Во всем облике Наоэ – в бессильно опущенных плечах, в худой сутулой спине – чувствовалась затаенная боль и отчаянная тоска. Он никогда ничего не рассказывал ей, но Норико чувствовала: что-то мучит его.
Он был по-прежнему холоден, порой даже жесток. Мог пригласить ее, а потом, дождавшись, когда она кончит уборку, прогнать. Она привыкла к его капризам и нисколько не обижалась. С ней он всегда был такой. Когда он звал – она бежала к нему, если чувствовала, что наскучила, – уходила. Пусть она лишь игрушка – ее и это устраивало. Норико никогда не задумывалась, что хорошо, а что плохо; просто всегда поступала так, как хотелось ему.
И прежде Норико чувствовала, что в душе его нет покоя. Он мог, не дослушав ее, взять книгу, а мог проявить неожиданный интерес, тормошить: «Ты хотела что-то сказать? Говори!» Нахмурится, пальцы барабанят по столу – значит, места себе не находит. В такие минуты Норико напоминала пугливую белку; она робко пыталась прочесть, что у него на душе. И если она ошибалась, Наоэ отворачивался или просил уйти.
Но в последнее время он выглядел особенно угнетенным. Неприятности на работе? Или причина в нем самом? Отложив книгу, Норико снова и снова спрашивала себя. Как бы она хотела знать, что с ним. Но спрашивать бессмысленно – все равно не ответит. Он отталкивал ее от себя, и это было самым обидным. Быть рядом и ничего не знать… Бессловесное существо…
Нередко ей приходилось слышать о связях Наоэ с женщинами. Поскольку почти все в клинике знали об их отношениях, слухи до нее доходили неясные, обрывочные. Но некоторые специально посвящали ее в подробности, наслаждались ее муками – были среди медсестер и такие.
О том, что Дзюнко Ханадзё заезжала за Наоэ в клинику, Норико узнала уже на следующее утро. Вообще, о них сплетничали еще тогда, когда Дзюнко лежала в «Ориентал». Еще говорили, что Наоэ долго сидел в канцелярии с госпожой Гёдой. И прежде шушукались, что мадам соблазняет Наоэ, да и он, в общем, не прочь. Да если бы только это… Его якобы не раз встречали на улице с накрашенными, пестро одетыми девицами из баров. А еще…
Еще утверждали, что дочь главврача, Микико, без памяти влюблена в него. Она будто бы даже сказала, что за такого, как он, пошла бы с закрытыми глазами. Пытается окрутить его, прельстить клиникой, и он как будто клюет на эту приманку.

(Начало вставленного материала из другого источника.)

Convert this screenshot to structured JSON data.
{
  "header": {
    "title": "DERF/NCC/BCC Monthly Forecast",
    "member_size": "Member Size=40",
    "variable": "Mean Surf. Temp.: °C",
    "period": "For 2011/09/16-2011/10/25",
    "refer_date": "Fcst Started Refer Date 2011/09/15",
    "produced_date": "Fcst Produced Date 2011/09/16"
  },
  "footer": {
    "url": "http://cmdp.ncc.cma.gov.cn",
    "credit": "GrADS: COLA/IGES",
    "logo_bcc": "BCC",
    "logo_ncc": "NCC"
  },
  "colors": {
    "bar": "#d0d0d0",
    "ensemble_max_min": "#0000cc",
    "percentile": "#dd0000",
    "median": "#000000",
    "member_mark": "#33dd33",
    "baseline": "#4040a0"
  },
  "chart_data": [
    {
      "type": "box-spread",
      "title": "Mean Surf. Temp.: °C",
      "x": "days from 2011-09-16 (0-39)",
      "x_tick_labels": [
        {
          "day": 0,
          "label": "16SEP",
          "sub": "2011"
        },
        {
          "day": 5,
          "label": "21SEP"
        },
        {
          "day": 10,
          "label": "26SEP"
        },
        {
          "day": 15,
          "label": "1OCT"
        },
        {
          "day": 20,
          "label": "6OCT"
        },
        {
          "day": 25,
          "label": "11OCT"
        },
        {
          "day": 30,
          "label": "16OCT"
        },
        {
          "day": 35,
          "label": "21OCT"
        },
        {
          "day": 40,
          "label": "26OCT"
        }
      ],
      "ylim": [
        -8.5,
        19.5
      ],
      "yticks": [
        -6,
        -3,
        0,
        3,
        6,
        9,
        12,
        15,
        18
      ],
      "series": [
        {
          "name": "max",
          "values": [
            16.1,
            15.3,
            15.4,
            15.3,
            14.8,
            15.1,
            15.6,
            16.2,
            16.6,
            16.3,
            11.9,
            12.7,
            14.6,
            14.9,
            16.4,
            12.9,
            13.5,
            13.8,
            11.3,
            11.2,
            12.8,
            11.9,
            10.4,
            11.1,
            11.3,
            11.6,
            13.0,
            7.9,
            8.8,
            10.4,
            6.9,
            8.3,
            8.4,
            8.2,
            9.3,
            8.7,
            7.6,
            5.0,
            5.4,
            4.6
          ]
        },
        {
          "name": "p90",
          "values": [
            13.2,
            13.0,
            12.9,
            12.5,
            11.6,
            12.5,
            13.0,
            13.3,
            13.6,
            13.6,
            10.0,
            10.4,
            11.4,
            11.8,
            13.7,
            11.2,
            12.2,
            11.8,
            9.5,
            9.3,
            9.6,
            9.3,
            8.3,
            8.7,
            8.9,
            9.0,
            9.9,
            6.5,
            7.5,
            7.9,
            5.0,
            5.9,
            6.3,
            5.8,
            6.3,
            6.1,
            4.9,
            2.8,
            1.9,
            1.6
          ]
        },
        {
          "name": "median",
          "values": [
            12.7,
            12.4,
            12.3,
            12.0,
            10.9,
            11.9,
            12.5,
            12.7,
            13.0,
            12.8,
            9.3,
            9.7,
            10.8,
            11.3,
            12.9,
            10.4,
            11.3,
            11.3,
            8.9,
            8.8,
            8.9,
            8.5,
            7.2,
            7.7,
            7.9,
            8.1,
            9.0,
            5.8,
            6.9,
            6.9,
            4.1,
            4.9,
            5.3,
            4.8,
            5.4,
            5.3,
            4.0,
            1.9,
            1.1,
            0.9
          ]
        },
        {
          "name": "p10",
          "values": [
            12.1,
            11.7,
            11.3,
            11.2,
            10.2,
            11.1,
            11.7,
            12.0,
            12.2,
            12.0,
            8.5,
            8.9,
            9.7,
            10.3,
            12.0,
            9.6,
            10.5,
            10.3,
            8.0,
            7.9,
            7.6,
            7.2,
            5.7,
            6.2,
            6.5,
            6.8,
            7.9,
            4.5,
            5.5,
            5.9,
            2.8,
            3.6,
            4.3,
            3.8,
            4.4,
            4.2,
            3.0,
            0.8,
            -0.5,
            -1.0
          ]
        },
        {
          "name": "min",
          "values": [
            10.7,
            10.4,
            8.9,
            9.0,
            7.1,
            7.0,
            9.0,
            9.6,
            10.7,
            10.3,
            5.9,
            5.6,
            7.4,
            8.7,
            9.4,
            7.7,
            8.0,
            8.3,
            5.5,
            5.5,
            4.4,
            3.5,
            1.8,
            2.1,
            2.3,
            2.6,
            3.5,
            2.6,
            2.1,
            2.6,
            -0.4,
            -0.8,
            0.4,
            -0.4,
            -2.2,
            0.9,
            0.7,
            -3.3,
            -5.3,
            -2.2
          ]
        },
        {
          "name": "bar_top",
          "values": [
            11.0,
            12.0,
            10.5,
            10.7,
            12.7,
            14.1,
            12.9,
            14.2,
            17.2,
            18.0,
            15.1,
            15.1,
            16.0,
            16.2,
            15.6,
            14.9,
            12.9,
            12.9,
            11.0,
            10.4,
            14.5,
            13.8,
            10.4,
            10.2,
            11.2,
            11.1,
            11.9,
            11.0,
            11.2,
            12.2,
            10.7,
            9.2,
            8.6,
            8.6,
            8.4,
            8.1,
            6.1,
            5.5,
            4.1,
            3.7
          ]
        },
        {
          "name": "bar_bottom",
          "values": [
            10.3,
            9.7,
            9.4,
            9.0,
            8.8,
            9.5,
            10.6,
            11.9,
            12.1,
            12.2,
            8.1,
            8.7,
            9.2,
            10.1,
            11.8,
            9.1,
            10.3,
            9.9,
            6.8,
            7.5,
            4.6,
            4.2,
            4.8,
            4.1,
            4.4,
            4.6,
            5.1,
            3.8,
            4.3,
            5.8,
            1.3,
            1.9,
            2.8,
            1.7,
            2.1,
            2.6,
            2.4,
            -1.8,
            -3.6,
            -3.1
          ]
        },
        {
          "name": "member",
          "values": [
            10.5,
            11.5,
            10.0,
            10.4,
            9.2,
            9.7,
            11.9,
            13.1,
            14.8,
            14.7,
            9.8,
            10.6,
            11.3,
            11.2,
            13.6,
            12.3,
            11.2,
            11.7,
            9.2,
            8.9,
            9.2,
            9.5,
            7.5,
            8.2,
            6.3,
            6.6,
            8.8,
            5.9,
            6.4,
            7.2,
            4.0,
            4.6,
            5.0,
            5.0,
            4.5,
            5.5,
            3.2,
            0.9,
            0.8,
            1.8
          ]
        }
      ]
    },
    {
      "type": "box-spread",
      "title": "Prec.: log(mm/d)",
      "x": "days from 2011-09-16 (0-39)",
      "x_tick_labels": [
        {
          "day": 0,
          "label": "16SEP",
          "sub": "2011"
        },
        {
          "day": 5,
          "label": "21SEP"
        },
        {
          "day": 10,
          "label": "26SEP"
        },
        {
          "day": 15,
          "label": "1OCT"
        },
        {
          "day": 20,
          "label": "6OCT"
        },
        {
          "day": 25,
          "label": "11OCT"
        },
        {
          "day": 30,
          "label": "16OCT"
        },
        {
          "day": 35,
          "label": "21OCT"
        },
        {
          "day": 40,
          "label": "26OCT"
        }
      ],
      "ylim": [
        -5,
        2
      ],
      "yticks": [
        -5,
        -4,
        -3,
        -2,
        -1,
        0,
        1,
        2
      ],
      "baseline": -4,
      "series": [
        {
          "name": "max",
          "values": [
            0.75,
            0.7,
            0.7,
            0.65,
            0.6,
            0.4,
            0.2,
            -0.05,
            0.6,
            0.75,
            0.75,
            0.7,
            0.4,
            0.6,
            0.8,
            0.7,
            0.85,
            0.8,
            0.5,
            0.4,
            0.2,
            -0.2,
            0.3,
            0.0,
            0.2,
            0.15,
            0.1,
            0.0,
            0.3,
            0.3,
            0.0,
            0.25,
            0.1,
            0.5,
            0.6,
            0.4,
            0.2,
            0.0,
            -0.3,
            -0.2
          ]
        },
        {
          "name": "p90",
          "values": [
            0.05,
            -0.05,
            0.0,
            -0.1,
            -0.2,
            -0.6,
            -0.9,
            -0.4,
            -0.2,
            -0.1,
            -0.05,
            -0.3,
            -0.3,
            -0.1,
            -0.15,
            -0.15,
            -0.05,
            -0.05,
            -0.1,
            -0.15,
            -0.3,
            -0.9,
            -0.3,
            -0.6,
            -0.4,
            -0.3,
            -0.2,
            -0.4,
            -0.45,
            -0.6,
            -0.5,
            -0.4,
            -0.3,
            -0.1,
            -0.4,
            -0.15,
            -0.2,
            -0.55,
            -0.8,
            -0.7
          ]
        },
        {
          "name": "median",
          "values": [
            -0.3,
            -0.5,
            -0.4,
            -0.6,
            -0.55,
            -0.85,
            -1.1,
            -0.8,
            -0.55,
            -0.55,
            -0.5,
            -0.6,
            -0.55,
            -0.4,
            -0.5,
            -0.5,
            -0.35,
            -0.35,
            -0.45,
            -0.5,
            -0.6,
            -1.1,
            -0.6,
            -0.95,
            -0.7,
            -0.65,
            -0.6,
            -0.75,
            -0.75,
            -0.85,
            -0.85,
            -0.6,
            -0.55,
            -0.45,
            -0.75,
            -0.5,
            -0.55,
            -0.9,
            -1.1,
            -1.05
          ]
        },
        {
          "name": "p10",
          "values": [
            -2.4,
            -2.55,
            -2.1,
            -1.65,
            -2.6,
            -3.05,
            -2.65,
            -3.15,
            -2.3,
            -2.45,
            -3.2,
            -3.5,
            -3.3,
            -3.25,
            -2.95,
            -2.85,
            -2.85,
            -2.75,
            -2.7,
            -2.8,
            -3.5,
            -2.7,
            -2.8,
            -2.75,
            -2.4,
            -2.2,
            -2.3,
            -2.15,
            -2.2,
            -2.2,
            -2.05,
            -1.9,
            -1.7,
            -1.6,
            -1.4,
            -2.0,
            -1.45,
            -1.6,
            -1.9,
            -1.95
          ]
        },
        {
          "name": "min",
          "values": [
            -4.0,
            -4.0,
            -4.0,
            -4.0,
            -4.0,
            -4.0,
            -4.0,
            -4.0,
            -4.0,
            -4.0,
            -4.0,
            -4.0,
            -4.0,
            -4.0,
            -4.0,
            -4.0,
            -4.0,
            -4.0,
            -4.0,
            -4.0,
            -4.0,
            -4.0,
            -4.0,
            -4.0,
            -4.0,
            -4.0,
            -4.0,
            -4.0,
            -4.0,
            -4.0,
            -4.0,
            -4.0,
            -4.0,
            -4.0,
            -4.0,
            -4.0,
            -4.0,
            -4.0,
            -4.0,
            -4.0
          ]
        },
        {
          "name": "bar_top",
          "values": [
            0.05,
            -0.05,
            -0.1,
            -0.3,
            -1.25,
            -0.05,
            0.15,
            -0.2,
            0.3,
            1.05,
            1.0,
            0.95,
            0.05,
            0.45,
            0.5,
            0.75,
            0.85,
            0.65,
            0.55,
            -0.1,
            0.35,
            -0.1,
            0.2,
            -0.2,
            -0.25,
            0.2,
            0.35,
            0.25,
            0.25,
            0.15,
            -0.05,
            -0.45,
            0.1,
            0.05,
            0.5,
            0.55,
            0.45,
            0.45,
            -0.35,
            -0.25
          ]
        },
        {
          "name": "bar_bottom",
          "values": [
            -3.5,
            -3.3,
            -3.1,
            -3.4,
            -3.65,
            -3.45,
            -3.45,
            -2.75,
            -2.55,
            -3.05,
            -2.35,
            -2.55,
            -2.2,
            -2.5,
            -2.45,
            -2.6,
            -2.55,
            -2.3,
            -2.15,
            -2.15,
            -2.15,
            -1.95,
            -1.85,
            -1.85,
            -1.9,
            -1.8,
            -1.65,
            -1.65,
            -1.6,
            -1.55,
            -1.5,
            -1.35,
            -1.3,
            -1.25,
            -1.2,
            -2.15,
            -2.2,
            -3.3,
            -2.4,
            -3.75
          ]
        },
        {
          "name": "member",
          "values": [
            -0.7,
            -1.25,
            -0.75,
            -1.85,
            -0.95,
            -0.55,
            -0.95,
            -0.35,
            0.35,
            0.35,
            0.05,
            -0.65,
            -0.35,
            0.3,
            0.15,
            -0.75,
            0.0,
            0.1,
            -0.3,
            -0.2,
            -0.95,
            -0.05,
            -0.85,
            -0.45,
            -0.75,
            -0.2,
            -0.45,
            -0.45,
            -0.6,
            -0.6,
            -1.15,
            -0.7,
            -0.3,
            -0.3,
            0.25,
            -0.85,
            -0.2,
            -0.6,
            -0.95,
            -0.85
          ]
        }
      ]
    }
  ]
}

Норико не верила сплетням, считала их досужими домыслами, разговорами, и все же… Известно, что дыма без огня не бывает.
Норико глубоко вздохнула. Может, лучше не знать. Но так хочется расспросить его самого. Вот и подружки советуют… Хотя нет. Под маской сочувствия может скрываться зависть.
Уснула Норико почти в три ночи. Газовый обогреватель она не выключила, но все равно озябла.
Комнатка Норико находилась на третьем этаже общежития. Здание старое, кругом щели. Одно хорошо – рядом с работой. Обещали, что, как только закончат ремонт в клинике, сразу возьмутся за общежитие, и все равно ждать еще года четыре, а то и все пять. Что будет с ней через пять лет? Останется ли она в клинике? Ей ведь будет тогда тридцать лет…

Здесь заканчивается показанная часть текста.